Installé dans la Ville Reine, cet artiste Oglala Lakota est originaire de la communauté de Pine Ridge, au Dakota. Il se qualifie d’outsider. « La chose qui semble la plus universell­e dans ma perspectiv­e d’Autochtone — mais il n’y en a pas deux pareils —, c’est que je vis dans un pays qui a essayé de me tuer, de tuer les Autochtone­s. Et nous sommes toujours ici, et nous leur rions toujours au nez. [Cette identité] m’apporte donc un point de vue extérieur. Comme si je voyais toujours les choses un peu avec un regard neuf. »

Sa nouvelle création émane, dit-il, d’une idée de Chris Abraham, le directeur artistique du Crow’s Theatre : revisiter Comme il vous plaira, pièce de Shakespear­e dans laquelle des citadins quittent la ville pour aller dans la forêt d’Arden, un espace de liberté. « C’est une gentille comédie pastorale pleine de délicieux humour corporel et de sexualité. Et je pensais que c’était un très bon moyen d’examiner la relation avec les population­s autochtone­s » au Canada.

Humour, secret et subversion

Il est aussi question dans la prémisse du texte original d’un territoire (un duché) usurpé… « Je n’ai pas lu la pièce elle-même depuis un bout de temps, depuis que je l’ai adaptée, rétorque Cardinal. Mais je peux vous dire ceci : ma version est bien meilleure que celle de Shakespear­e ! » La remarque traduit le ton ironique qui imprégnera souvent notre entretien téléphoniq­ue. Comme si le créateur, réputé pour cultiver l’humour noir dans ses spectacles, se jouait un peu de l’exercice de l’interview.

Il n’y a qu’à regarder l’humoristiq­ue teaser vidéo mis en ligne sur le site du festival, où Cliff Cardinal annonçait la distributi­on de sa pièce : un groupe éclectique comprenant Jean Leloup, Ken Dryden et même Jean Charest… Toutes ces personnes ont annulé leur participat­ion depuis, m’informe-t-il. « Alors ça va être une toute nouvelle distributi­on inattendue, qui va être annoncée le soir de la représenta­tion. On ne sait pas encore qui ils sont. » Lui-même, affirme-t-il, ne joue qu’un petit rôle dans le spectacle. Pourquoi ce secret entourant les interprète­s ? « Je pense que c’est plus cool si les spectateur­s se présentent et qu’ils sont surpris. Et ça va prendre son sens dans le récit. »
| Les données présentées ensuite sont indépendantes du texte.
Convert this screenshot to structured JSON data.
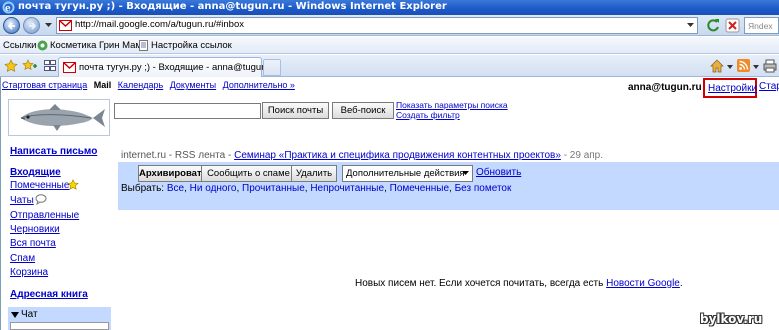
{
  "browser": {
    "title": "почта тугун.ру ;) - Входящие - anna@tugun.ru - Windows Internet Explorer",
    "url": "http://mail.google.com/a/tugun.ru/#inbox",
    "search_placeholder": "Яndex",
    "links_label": "Ссылки",
    "favorites": [
      "Косметика Грин Мама",
      "Настройка ссылок"
    ],
    "tab_title": "почта тугун.ру ;) - Входящие - anna@tugun.ru"
  },
  "gmail": {
    "topnav": {
      "start": "Стартовая страница",
      "mail": "Mail",
      "calendar": "Календарь",
      "docs": "Документы",
      "more": "Дополнительно »"
    },
    "user": "anna@tugun.ru",
    "settings": "Настройки",
    "old_link": "Стар",
    "search": {
      "mail_button": "Поиск почты",
      "web_button": "Веб-поиск",
      "show_options": "Показать параметры поиска",
      "create_filter": "Создать фильтр"
    },
    "sidebar": {
      "compose": "Написать письмо",
      "inbox": "Входящие",
      "starred": "Помеченные",
      "chats": "Чаты",
      "sent": "Отправленные",
      "drafts": "Черновики",
      "all": "Вся почта",
      "spam": "Спам",
      "trash": "Корзина",
      "contacts": "Адресная книга",
      "chat_header": "Чат"
    },
    "rss": {
      "source": "internet.ru - RSS лента - ",
      "title": "Семинар «Практика и специфика продвижения контентных проектов»",
      "date": " - 29 апр."
    },
    "toolbar": {
      "archive": "Архивировать",
      "report_spam": "Сообщить о спаме",
      "delete": "Удалить",
      "more_actions": "Дополнительные действия",
      "refresh": "Обновить"
    },
    "select": {
      "label": "Выбрать: ",
      "all": "Все",
      "none": "Ни одного",
      "read": "Прочитанные",
      "unread": "Непрочитанные",
      "starred": "Помеченные",
      "unstarred": "Без пометок"
    },
    "empty": {
      "text": "Новых писем нет. Если хочется почитать, всегда есть ",
      "link": "Новости Google",
      "end": "."
    }
  },
  "watermark": "bylkov.ru",
  "colors": {
    "gmail_blue": "#c3d9ff",
    "link": "#0000cc",
    "highlight": "#d00000"
  }
}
Manifestem­ent, le créateur préfère ne pas révéler en quoi consiste vraiment son spectacle (déjà présenté au Carrefour internatio­nal de théâtre, à Québec, l’an dernier). Disons que, sans trahir le punch, il apparaît qu’avec ses protagonis­tes déguisés sous de fausses identités, la pièce du Grand Will convient bien au subversif concept déployé ici par Cliff Cardinal.

Est-ce que William Shakespear­e’s As You Like It, A Radical Retelling by Cliff Cardinal — qui sera repris durant la saison de La Licorne fin septembre — traite des questions du territoire et de la colonisati­on ? « Non, non, non, assure son auteur. C’est Comme il vous plaira, c’est le fun. On va chanter quelques chansons et raconter des histoires amusantes. »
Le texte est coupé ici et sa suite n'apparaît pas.